Chapter 01 : Kenal

300 5 0
                                    

sudah satu minggu memasuki bulan suci ramadhan, dan matahari bersinar di atas desa banyu jingga, menebarkan rona keemasan di atas jalan setapak yang berdebu.  Suasana dinanti-nantikan saat warga desa bersiap menyambut istirahat siang, gerakan mereka selaras dengan irama adzan yang berkumandang dari menara masjid.  Tepat pukul 11.30, Muhammad Azkarazka Aditya, atau Azka begitu semua orang mengenalnya, meninggalkan halaman SMA dengan tas sekolah tersandang di salah satu bahu.  Langkahnya cepat namun santai, seperti mengetahui setiap sudut dan celah rute pulang.

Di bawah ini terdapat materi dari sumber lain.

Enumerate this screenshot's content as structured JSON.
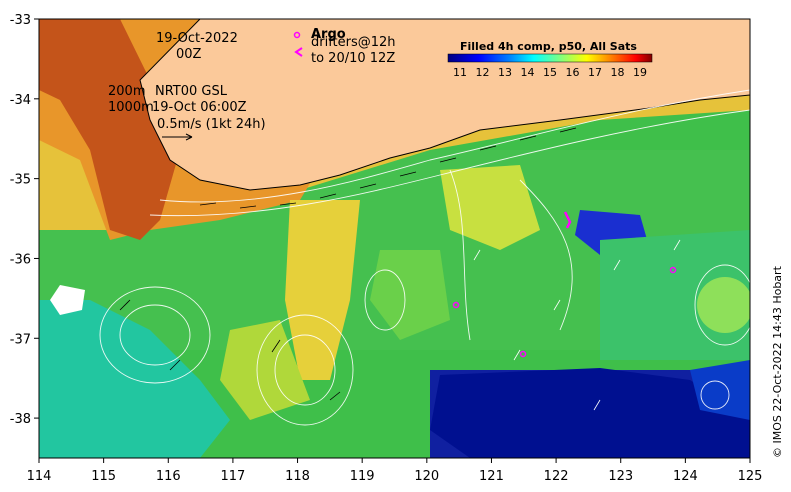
{
  "map": {
    "x_ticks": [
      "114",
      "115",
      "116",
      "117",
      "118",
      "119",
      "120",
      "121",
      "122",
      "123",
      "124",
      "125"
    ],
    "y_ticks": [
      "-33",
      "-34",
      "-35",
      "-36",
      "-37",
      "-38"
    ],
    "lon_range": [
      114,
      125
    ],
    "lat_range": [
      -38.5,
      -33
    ]
  },
  "annotations": {
    "date": "19-Oct-2022",
    "time": "00Z",
    "depth_200": "200m",
    "depth_1000": "1000m",
    "model_label": "NRT00 GSL",
    "model_time": "19-Oct 06:00Z",
    "scale_label": "0.5m/s (1kt 24h)",
    "argo_label": "Argo",
    "drifters_label": "drifters@12h",
    "drifters_to": "to 20/10 12Z"
  },
  "colorbar": {
    "title": "Filled 4h comp, p50, All Sats",
    "ticks": [
      "11",
      "12",
      "13",
      "14",
      "15",
      "16",
      "17",
      "18",
      "19"
    ],
    "colors": [
      "#00007f",
      "#0000ff",
      "#007fff",
      "#00ffff",
      "#7fff7f",
      "#ffff00",
      "#ff7f00",
      "#ff0000",
      "#7f0000"
    ]
  },
  "credit": "© IMOS 22-Oct-2022 14:43 Hobart",
  "colors": {
    "land": "#fbc99a",
    "argo_marker": "#ff00ff"
  }
}
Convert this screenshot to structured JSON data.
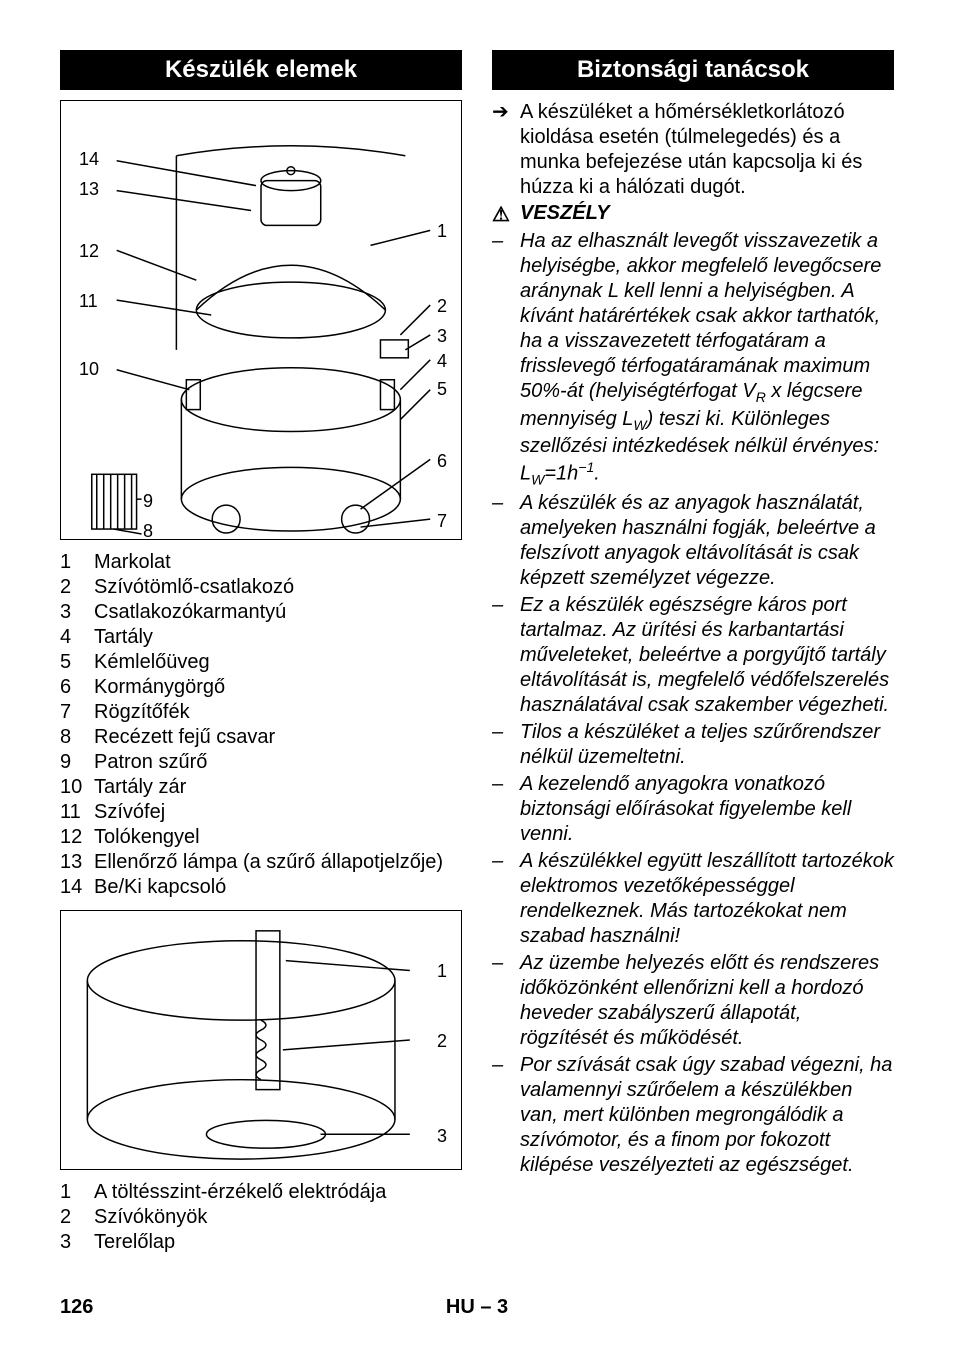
{
  "left": {
    "header": "Készülék elemek",
    "diagram1_numbers": [
      "14",
      "13",
      "12",
      "11",
      "10",
      "9",
      "8",
      "1",
      "2",
      "3",
      "4",
      "5",
      "6",
      "7"
    ],
    "parts1": [
      {
        "n": "1",
        "l": "Markolat"
      },
      {
        "n": "2",
        "l": "Szívótömlő-csatlakozó"
      },
      {
        "n": "3",
        "l": "Csatlakozókarmantyú"
      },
      {
        "n": "4",
        "l": "Tartály"
      },
      {
        "n": "5",
        "l": "Kémlelőüveg"
      },
      {
        "n": "6",
        "l": "Kormánygörgő"
      },
      {
        "n": "7",
        "l": "Rögzítőfék"
      },
      {
        "n": "8",
        "l": "Recézett fejű csavar"
      },
      {
        "n": "9",
        "l": "Patron szűrő"
      },
      {
        "n": "10",
        "l": "Tartály zár"
      },
      {
        "n": "11",
        "l": "Szívófej"
      },
      {
        "n": "12",
        "l": "Tolókengyel"
      },
      {
        "n": "13",
        "l": "Ellenőrző lámpa (a szűrő állapotjelzője)"
      },
      {
        "n": "14",
        "l": "Be/Ki kapcsoló"
      }
    ],
    "diagram2_numbers": [
      "1",
      "2",
      "3"
    ],
    "parts2": [
      {
        "n": "1",
        "l": "A töltésszint-érzékelő elektródája"
      },
      {
        "n": "2",
        "l": "Szívókönyök"
      },
      {
        "n": "3",
        "l": "Terelőlap"
      }
    ]
  },
  "right": {
    "header": "Biztonsági tanácsok",
    "intro_bullet": "➔",
    "intro_text": "A készüléket a hőmérsékletkorlátozó kioldása esetén (túlmelegedés) és a munka befejezése után kapcsolja ki és húzza ki a hálózati dugót.",
    "danger_icon": "⚠",
    "danger_label": "VESZÉLY",
    "items": [
      "Ha az elhasznált levegőt visszavezetik a helyiségbe, akkor megfelelő levegőcsere aránynak L kell lenni a helyiségben. A kívánt határértékek csak akkor tarthatók, ha a visszavezetett térfogatáram a frisslevegő térfogatáramának maximum 50%-át (helyiségtérfogat V<sub>R</sub> x légcsere mennyiség L<sub>W</sub>) teszi ki. Különleges szellőzési intézkedések nélkül érvényes: L<sub>W</sub>=1h<sup>−1</sup>.",
      "A készülék és az anyagok használatát, amelyeken használni fogják, beleértve a felszívott anyagok eltávolítását is csak képzett személyzet végezze.",
      "Ez a készülék egészségre káros port tartalmaz. Az ürítési és karbantartási műveleteket, beleértve a porgyűjtő tartály eltávolítását is, megfelelő védőfelszerelés használatával csak szakember végezheti.",
      "Tilos a készüléket a teljes szűrőrendszer nélkül üzemeltetni.",
      "A kezelendő anyagokra vonatkozó biztonsági előírásokat figyelembe kell venni.",
      "A készülékkel együtt leszállított tartozékok elektromos vezetőképességgel rendelkeznek. Más tartozékokat nem szabad használni!",
      "Az üzembe helyezés előtt és rendszeres időközönként ellenőrizni kell a hordozó heveder szabályszerű állapotát, rögzítését és működését.",
      "Por szívását csak úgy szabad végezni, ha valamennyi szűrőelem a készülékben van, mert különben megrongálódik a szívómotor, és a finom por fokozott kilépése veszélyezteti az egészséget."
    ]
  },
  "footer": {
    "page": "126",
    "center": "HU – 3"
  },
  "colors": {
    "header_bg": "#000000",
    "header_fg": "#ffffff"
  }
}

 Sepeda kepercayaannya, sebuah sepeda bekas yang dicat dengan warna biru pudar, menunggunya, dirantai pada tiang reyot yang sama di luar gerbang sekolah.  Lonceng di setangnya berdenting saat dia membuka kuncinya, suara familiar itu mengingatkannya akan pelipur lara yang dia temukan dalam perjalanan roda dua.  Sepeda itu adalah hadiah dari mendiang kakeknya, dan sepeda itu telah mengantarkannya melalui banyak petualangan, baik yang biasa maupun yang luar biasa.  Dengan tendangan halus, dia menghidupkannya, dan rantai itu membisikkan salam saat menemukan ritmenya di bawah pedal.

 "Assalamu'alaikum, aku pulang bu" seru Azka sambil mengayuh sepedanya memasuki area kecil yang teduh di samping rumah kayu mereka.  Aroma daging dan rempah-rempah yang mendidih tercium dari dapur, mengisyaratkan nikmatnya santapan yang disiapkan ibunya untuk berbuka puasa.  Perutnya keroncongan sebagai respons, mengingatkan jam-jam yang telah berlalu sejak sahur.

 “Wa'alaikumussalam, Azka,” suara ibunya terdengar dari dapur, “Bagaimana sekolah hari ini?”  Kata-katanya hangat, tapi nadanya diwarnai kekhawatiran.

 “Alhamdulillah baik-baik saja,” jawab Azka sambil memarkir sepedanya dan menuju dapur.  Dia tahu dia khawatir tentang studinya dan tantangan menjadi remaja di dunia yang berubah begitu cepat.

 "Bagaimana dengan teman mu?"  dia bertanya, matanya tidak pernah lepas dari panci sup yang menggelegak.

 "Yang mana?"  Azka nyengir, tahu betul kalau dia punya titik lemah pada sahabatnya itu.

 “Sudahlah” kata Ibu Laila sambil terkekeh, mengakui jawaban yang mengelak darinya, “Tetapi ingat, ayahmu dan aku selalu ada untukmu.”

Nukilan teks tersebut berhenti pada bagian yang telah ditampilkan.